Some people are saying the market needs this. After a lot of volatility in October, the S&P 500 closed up 1.1% today. But, it still fell 6.9% on the month, the worst showing since September 2011.
And I’ve seen comparisons between Apple today and RCA in 1929, pre-stock market crash, talking about the fall in RCA in mid-September 1929 as the “warm up move”. That’s how negative some people are.
This is all about interest rates
I don’t see it. Let me remind you again of what I said in February when we saw the last bout of volatility:
…as inflation expectations increase, the interest rates investors will accept will climb slowly. Equity markets won’t throw a fit at 2.85% interest rates… Instead though, it could be smooth sailing until 10-year interest rates hit 3.00%. And then we see more market volatility. But once that level settles in, the acceptable rate might climb to 3.25%. And we will repeat the process all over again.
This is how late-cycle interest rate hike regimes work. But at some point, there will be a negative impact on credit and that will feed through into the real economy.
So I think this is all about interest rates. We got 3.25% on the 10-year and the market panicked. But that phase is now over. The market has accepted 3.25%. Now we may need to blast through 3.50% to get the next rout.

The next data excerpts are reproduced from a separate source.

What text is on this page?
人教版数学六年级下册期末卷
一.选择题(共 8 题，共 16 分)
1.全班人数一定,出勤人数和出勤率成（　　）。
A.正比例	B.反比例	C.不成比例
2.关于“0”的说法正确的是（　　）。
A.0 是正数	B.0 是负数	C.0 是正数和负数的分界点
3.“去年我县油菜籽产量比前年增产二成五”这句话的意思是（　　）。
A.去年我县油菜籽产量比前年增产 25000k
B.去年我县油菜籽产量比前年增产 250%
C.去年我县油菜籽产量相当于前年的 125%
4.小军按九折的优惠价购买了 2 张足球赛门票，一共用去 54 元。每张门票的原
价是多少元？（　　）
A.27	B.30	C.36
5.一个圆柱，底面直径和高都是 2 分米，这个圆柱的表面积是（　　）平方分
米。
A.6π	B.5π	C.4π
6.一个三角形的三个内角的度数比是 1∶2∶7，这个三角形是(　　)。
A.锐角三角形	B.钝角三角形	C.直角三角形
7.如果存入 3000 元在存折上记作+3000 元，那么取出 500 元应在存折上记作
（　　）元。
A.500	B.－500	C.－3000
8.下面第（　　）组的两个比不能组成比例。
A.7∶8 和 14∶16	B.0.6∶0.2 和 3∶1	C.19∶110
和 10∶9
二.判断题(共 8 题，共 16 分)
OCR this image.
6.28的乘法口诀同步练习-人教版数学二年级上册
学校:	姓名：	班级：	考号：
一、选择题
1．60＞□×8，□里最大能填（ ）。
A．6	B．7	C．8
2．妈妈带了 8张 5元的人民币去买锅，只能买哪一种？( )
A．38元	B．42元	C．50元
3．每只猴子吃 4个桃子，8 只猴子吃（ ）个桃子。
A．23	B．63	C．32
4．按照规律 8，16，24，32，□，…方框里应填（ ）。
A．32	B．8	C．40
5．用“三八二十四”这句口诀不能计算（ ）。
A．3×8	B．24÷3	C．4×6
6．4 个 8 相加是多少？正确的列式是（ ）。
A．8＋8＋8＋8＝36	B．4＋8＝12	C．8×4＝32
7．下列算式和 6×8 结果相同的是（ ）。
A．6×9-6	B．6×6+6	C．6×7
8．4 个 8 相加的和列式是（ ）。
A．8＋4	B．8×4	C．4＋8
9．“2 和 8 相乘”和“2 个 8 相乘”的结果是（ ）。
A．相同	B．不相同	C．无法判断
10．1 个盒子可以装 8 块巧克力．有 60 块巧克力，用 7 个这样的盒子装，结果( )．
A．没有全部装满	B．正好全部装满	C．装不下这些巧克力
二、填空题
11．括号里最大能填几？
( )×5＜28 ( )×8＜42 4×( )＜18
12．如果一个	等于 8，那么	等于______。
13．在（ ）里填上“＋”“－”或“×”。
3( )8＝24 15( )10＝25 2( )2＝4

Notice that the 10-year is now at 3.153% from somewhere near 3.06% at the end of last week. That’s a sign that we are back to risk on mode. And it’s not just in the US but worldwide. 10-year rates in a broad range of countries — Germany, France, Spain, Australia, Japan, and Italy — were all up today.
So, we can breathe a sigh of relief that October is over because I think it means an end to extreme volatility.
The real economy is less robust
The one outlier today was in oil, where both Brent and WTI ticked down to 74.62 and $65.02 per barrel respectively. For Brent, that’s the lowest level since August. For WTI, it’s the lowest since May. And the reason oil prices are declining is not just because of the potential for increased supply. It’s also because of the prospect of lower demand. The rising US dollar is another factor I will mention later.
Regarding a downbeat economy, for one, in Asia this morning we saw that China’s official manufacturing Purchasing Managers’ Index (PMI) for October fell to 50.2. That’s both lower than the 50.6 analysts had expected and also down from a 50.8 reading in September. It’s also the lowest official PMI reading since July 2016. The forward-looking sub-indices for production and new orders were negative and new export orders contracted for the fifth straight month as well. Remember that 50 is the line that separates contraction from growth
The Chinese services PMI was also poor. The official non-manufacturing Purchasing Managers’ Index fell to 53.9 from 54.9 in September. That pulled the composite PMI down to 53.1 in October from September’s 54.1.
Moreover, Europe’s growth is uneven. I’ve mentioned the goose egg that Italy reported earlier in the week. And while the US numbers for growth have looked good, I am concerned about the dynamic in the housing market having a big impact going forward.
So, it’s not clear to me how long it will take to get to the 3.50% level on the 10-year US Treasury. We may never reach it before the economy rolls over. We’ll just have to wait and see.
For now, the market has to be focused on higher rates though because the Fed hasn’t signalled it would back down from its rate hike timetable. Moreover, with equity market volatility receding, the chance of a Fed pause wanes. I believe we can see the impact of this divergence in policy in the US dollar, where the US dollar index is coming close to the 97 level for the first time in over a year.
A strong dollar is a clear indication of interest rate differentials, stemming from policy divergence, as the Fed moves way ahead of other major central banks. And it has a residual impact on commodities, where we see oil prices trading down. It also is causing the Chinese Yuan to fall. In March, the Yuan was trading for 6.2 to the dollar. Now, we are bumping against the psychologically-important 7 yuan to the dollar level. And while the Trump Administration is likely to see this currency change in isolation, it really is very much in line with the divergence in policy happening now in the global economy.
Overall, I am rather more bullish on equities than government bonds over the near term because equities are coming off oversold levels. And the flight to safety is likely to dissipate. At the same time, I do expect a slowing in the real economy globally. But it’s still unclear how that will play out do to the policy path that different central banks are now on.
I continue to believe the risk is greatest that the Fed will guide up to four rate hikes in 2019. That is mildly bearish for bonds – in the context of a weakening real economy. But it is bullish for the dollar.